"Peter, Graham, Belle and my little Ethel," he said brokenly, "I'm going to ask you all, on a day that means a great deal to your mother and to me, and so to you, to forgive me for not having been all that I ought to have been to you I know that I've failed in my duty as a father. You have always been my most precious possessions and it is for you that I've worked so hard and so closely, but because of all that I went through as a child and because I never struggled as I ought to have done to overcome a foolish shyness that has made me self-conscious, you and I have never been friends—have never understood each other. I take all the blame for whatever you have done that has made you suffer and of which you are ashamed. Very humbly, I stand before you now and ask you, as I asked Peter, here, in this room, to give me another chance. Let's make a new beginning from to-day, with the knowledge that I love you better than anything in the world. I want you all to meet me half-way in future, to look upon me no longer as the shy, unsympathetic, unapproachable man who, by accident, is your father, but as your closest and most intimate friend whose best and dearest wish is to help you and listen to your worries and give you all the advice in his power. I want this room to be the place to which you'll always come with the certain knowledge that you'll be welcomed by me with the greatest eagerness and delight. Don't let there be anything from to-day onwards that you can't tell me. Promise me that. I—I've told myself two or three times that it's too late for me to be of any use to you—that having failed I could never repair my mistake or ever hope to win your confidence and friendship."
His voice broke so badly that he was unable to speak, and the painfulness of this strange little scene was almost more than those young people could bear. It hurt them enough to stand facing a man who opened his soul for them to gaze into, especially when that man was their father. It was dreadful to see him blinded by tears in the middle of an appeal which they all realized called for such extreme courage and strength of character to make.
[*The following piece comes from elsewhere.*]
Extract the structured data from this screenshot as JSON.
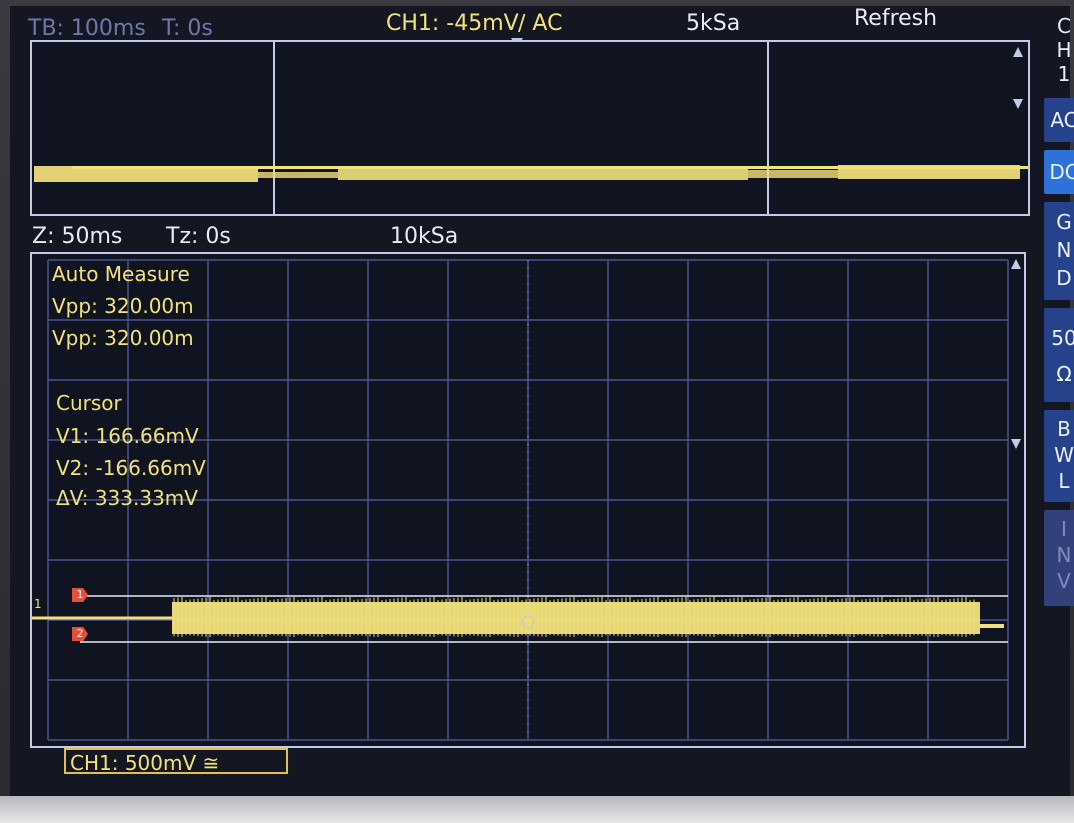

They all wanted to do something to help him and force him out of a humbleness that made them horribly self-conscious. It was Peter who did it. With two strides he stood at the Doctor's side and put his arms round his shoulder.
The Doctor looked up into the face of the great big, tender fellow, whose eyes were eloquent, and smiled. Then he found his voice again and forced himself to the bitter end of what he had determined to say. "Something in the way you've all treated me since Peter has been ill," he said, "has given me hope. That's why I put myself in your hands, my dears. Shall we make a new beginning? Will you take me into your friendship? Will you all give me another chance?"
With a little cry from her heart Belle went forward and put her arms round her father's neck, and Ethel, with hot tears running down her face, crept up to him and put one of his hands to her lips. Graham bent over the other, which he held tight, and Peter, who had longed for this moment through all his illness, didn't give a curse who heard his voice break, patted the Doctor on the back, and said: "Dear old man, my dear old father!" over and over again.